Oğuz Kaan Salıcı, fısıltı gazetesinin AKP’nin iktidarda devretmeyeceği dedikodularının Türkiye gerçekleriyle bağdaşmadığını, iktidar 2002’de hükümeti nasıl devraldıysa öyle devredeceğini düşünüyor.
“Seçimlere dair çok kaygısı olan kesimler var. Bu adam seçim yapmayacak, bunun savaş da çıkarır, diyenler oldu. Erdoğan kaybedeceği seçime girmez, kaybetse de vermez. Toplumda kaygı veren cümleler. Ne oldu ‘seçim yapmaz’ diyenler ortada yok. Bu kişilerin hiçbirinin sırtında siyasi sorumluluk yok. Seçmeni korkutursanız sandığa gitmez. Sandığa gitmeyin sonucu değiştiremezseniz şeklinde mesajlar veriyor. Sureti haktan görünüyorlar muhalif bir görüntü veriyorlar, bir de. Sandığa gitmeyen seçmen Türkiye’nin düzenini nasıl değiştirecek? Türkiye’nin düzeni söz konusu olduğunda Erdoğan tek kişidir. Onun zihin dünyasının kurduğu düzenin değişmesini istiyoruz. Sonuçta burası muz cumhuriyeti değil. Biz muz cumhuriyetinde yaşamıyoruz. Sandıkta oy kullanılacak, iktidar el değiştirir. 2002 yılında iktidar nasıl el değiştirdiyse yine aynısı olacak. Ortadoğu’da bunun örneği yoktur dünyada da azdır. Kimsenin burnu kanamayacak, Tayyip Erdoğan torunlarını sevmeye devam edecek. Bu seçime farkı anlamlar yüklemeye çalışan bir iktidar var. Zamanında İstanbul düşerse Mekke düşer. ‘Ya Binali ya Sisi’ye oy vereceksiniz’ dediler. Ekrem Bey’in adını bilmiyorduk. Beka meselesiydi. Belediyeleri kaybedersek Türkiye zora girecek söylemi vardı. Ne oldu 2019 seçimini kaybettiler. Kimse hain değil, kimse terörist değil. Adamın koltuğuna talip olduk bu kadar mı kıymetiymiş. Dünyadaki bütün demokrasilerde böyle oluyor. Bu seçimde halk size muhalefet görevini verecek, siz muhalefet edeceksiniz.
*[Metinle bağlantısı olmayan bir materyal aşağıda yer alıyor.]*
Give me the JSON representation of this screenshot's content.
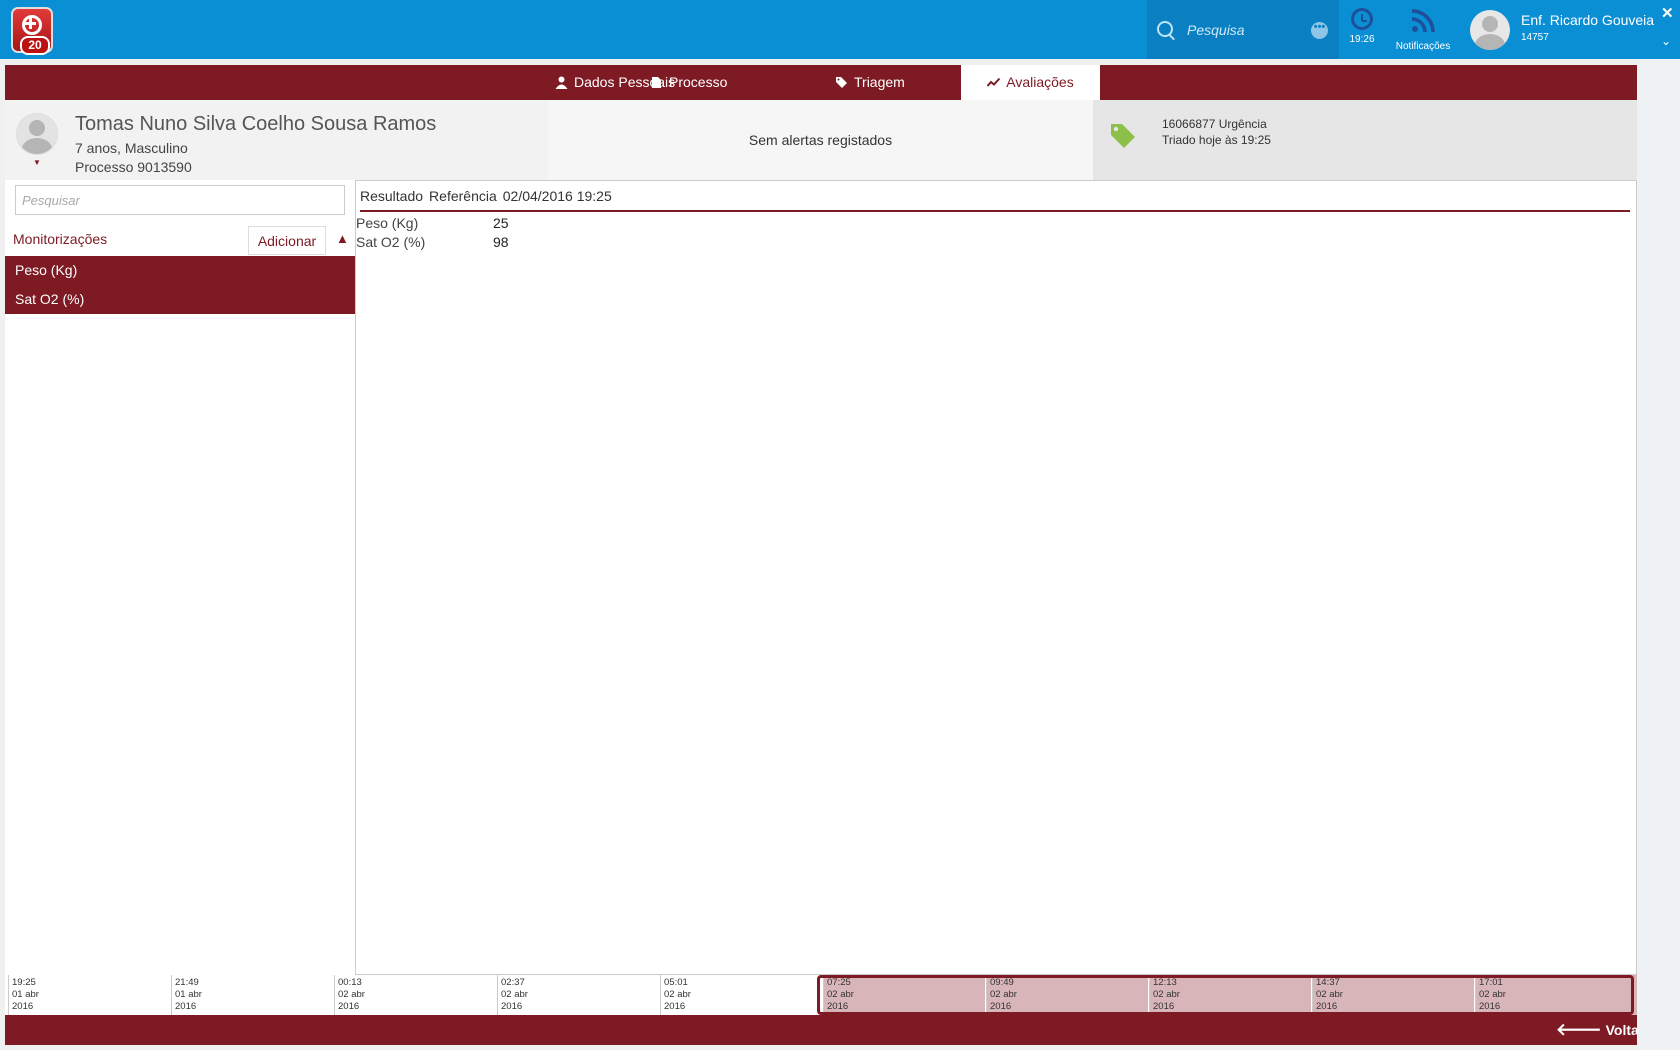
{
  "topbar": {
    "logo_badge": "20",
    "search_placeholder": "Pesquisa",
    "more_label": "•••",
    "clock_time": "19:26",
    "notifications_label": "Notificações",
    "user_name": "Enf. Ricardo Gouveia",
    "user_number": "14757",
    "close_label": "✕",
    "down_label": "⌄"
  },
  "tabs": [
    {
      "label": "Dados Pessoais",
      "icon": "person-icon"
    },
    {
      "label": "Processo",
      "icon": "document-icon"
    },
    {
      "label": "Triagem",
      "icon": "tag-icon"
    },
    {
      "label": "Avaliações",
      "icon": "trend-icon",
      "active": true
    }
  ],
  "patient": {
    "name": "Tomas Nuno Silva Coelho Sousa Ramos",
    "age_sex": "7 anos, Masculino",
    "process": "Processo 9013590"
  },
  "alerts": "Sem alertas registados",
  "episode": {
    "line1": "16066877 Urgência",
    "line2": "Triado hoje às 19:25"
  },
  "left_panel": {
    "search_placeholder": "Pesquisar",
    "title": "Monitorizações",
    "add_label": "Adicionar",
    "collapse_label": "▲",
    "items": [
      "Peso (Kg)",
      "Sat O2 (%)"
    ]
  },
  "results": {
    "header_result": "Resultado",
    "header_reference": "Referência",
    "header_datetime": "02/04/2016 19:25",
    "rows": [
      {
        "label": "Peso (Kg)",
        "value": "25"
      },
      {
        "label": "Sat O2 (%)",
        "value": "98"
      }
    ]
  },
  "timeline": [
    {
      "time": "19:25",
      "date": "01 abr",
      "year": "2016",
      "selected": false
    },
    {
      "time": "21:49",
      "date": "01 abr",
      "year": "2016",
      "selected": false
    },
    {
      "time": "00:13",
      "date": "02 abr",
      "year": "2016",
      "selected": false
    },
    {
      "time": "02:37",
      "date": "02 abr",
      "year": "2016",
      "selected": false
    },
    {
      "time": "05:01",
      "date": "02 abr",
      "year": "2016",
      "selected": false
    },
    {
      "time": "07:25",
      "date": "02 abr",
      "year": "2016",
      "selected": true
    },
    {
      "time": "09:49",
      "date": "02 abr",
      "year": "2016",
      "selected": true
    },
    {
      "time": "12:13",
      "date": "02 abr",
      "year": "2016",
      "selected": true
    },
    {
      "time": "14:37",
      "date": "02 abr",
      "year": "2016",
      "selected": true
    },
    {
      "time": "17:01",
      "date": "02 abr",
      "year": "2016",
      "selected": true
    }
  ],
  "footer": {
    "back_label": "Voltar"
  },
  "colors": {
    "topbar": "#0a8fd4",
    "accent": "#7d1a23",
    "timeline_selected": "#d8b5b9"
  }
}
Ortadoğu’daki diktatörlüklerde muhalefet yok. Neredeyse siz neden ayrı bir siyasi partisiniz suçlamasına gittiler.”
“DOĞU VE GÜNEYDOĞUDA HDP SEÇMENİ KENDİ PARTİSİNE OY VERİYOR AMA AKP SEÇMENİNDE ÇÖZÜLME VAR”
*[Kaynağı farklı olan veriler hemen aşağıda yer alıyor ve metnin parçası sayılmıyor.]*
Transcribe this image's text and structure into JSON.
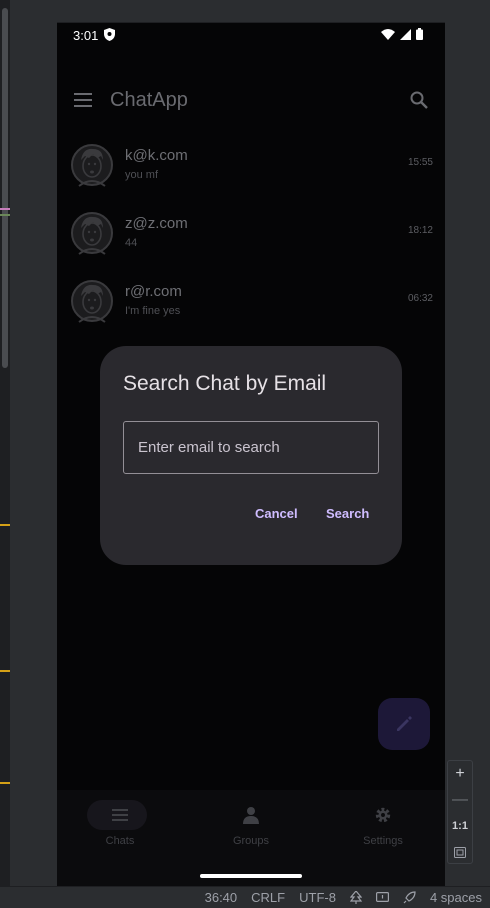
{
  "android_status": {
    "time": "3:01"
  },
  "appbar": {
    "title": "ChatApp"
  },
  "chats": [
    {
      "name": "k@k.com",
      "message": "you mf",
      "time": "15:55"
    },
    {
      "name": "z@z.com",
      "message": "44",
      "time": "18:12"
    },
    {
      "name": "r@r.com",
      "message": "I'm fine yes",
      "time": "06:32"
    }
  ],
  "dialog": {
    "title": "Search Chat by Email",
    "input_placeholder": "Enter email to search",
    "input_value": "",
    "cancel_label": "Cancel",
    "search_label": "Search"
  },
  "bottom_nav": {
    "items": [
      {
        "label": "Chats",
        "icon": "chats-icon"
      },
      {
        "label": "Groups",
        "icon": "person-icon"
      },
      {
        "label": "Settings",
        "icon": "gear-icon"
      }
    ]
  },
  "ide_zoom": {
    "plus": "+",
    "minus": "—",
    "actual": "1:1"
  },
  "ide_status": {
    "position": "36:40",
    "line_ending": "CRLF",
    "encoding": "UTF-8",
    "indent": "4 spaces"
  },
  "colors": {
    "accent": "#cfbcff",
    "dialog_bg": "#2a292e",
    "fab_bg": "#1d1838"
  }
}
Salıcı, güneydoğu ve doğuda patlama bekliyor.
“Doğu Masası diye bir oluşum başlattık. Benim başkanlığımda yürüyor. Biz uzun zaman düşük oy aldık. 2018’de ağrıda 1,9 CHP oyu. Bu seçimde milletvekili çıkarabiliriz. Meselenin nerede nereye geldiğini göstermek için bu örnekleri veriyorum. Van’da bir milletvekili gelecek. Diyarbakır’dan bir milletvekili olacak, Sayın Sezgin Tanrıkulu. Urfa’dan da iki arkadaşımız. Hatta Batman’dan milletvekili gelirse şaşırmayın. Ayrıca Kılıçdaroğlu’na doğu ve güneydoğudan rekor oy gelecek. Biz AKP seçmeni ikna ediyoruz güneydoğuda. Doğu ve güneydoğuda ikili bir yol var, HDP ve AKP. Şimdi biz üçüncü bir yol açmaya giriştik. HDP seçmeni kendi partisine oy veriyor ama AKP seçmeninde çözülme var. Biz Kürt meselesi olduğu kanaatindeyiz. Böyle bir meselemiz olduğunu, bizim öncüllerimizin siyasi geleneğimizin de bu görüşte olduğunu söylüyoruz. Bunun çözülmesi gerektiğini söyleyen siyasi çizgiyiz. Üniter devlet yapısı içinde, parlamentoda, demokratik yöntemleri kullanarak muhatapları ile bu meseleyi çözeriz. İktidar ile farkımız şu. Onlar en son ‘Kürt meselesi yok’ demişti.”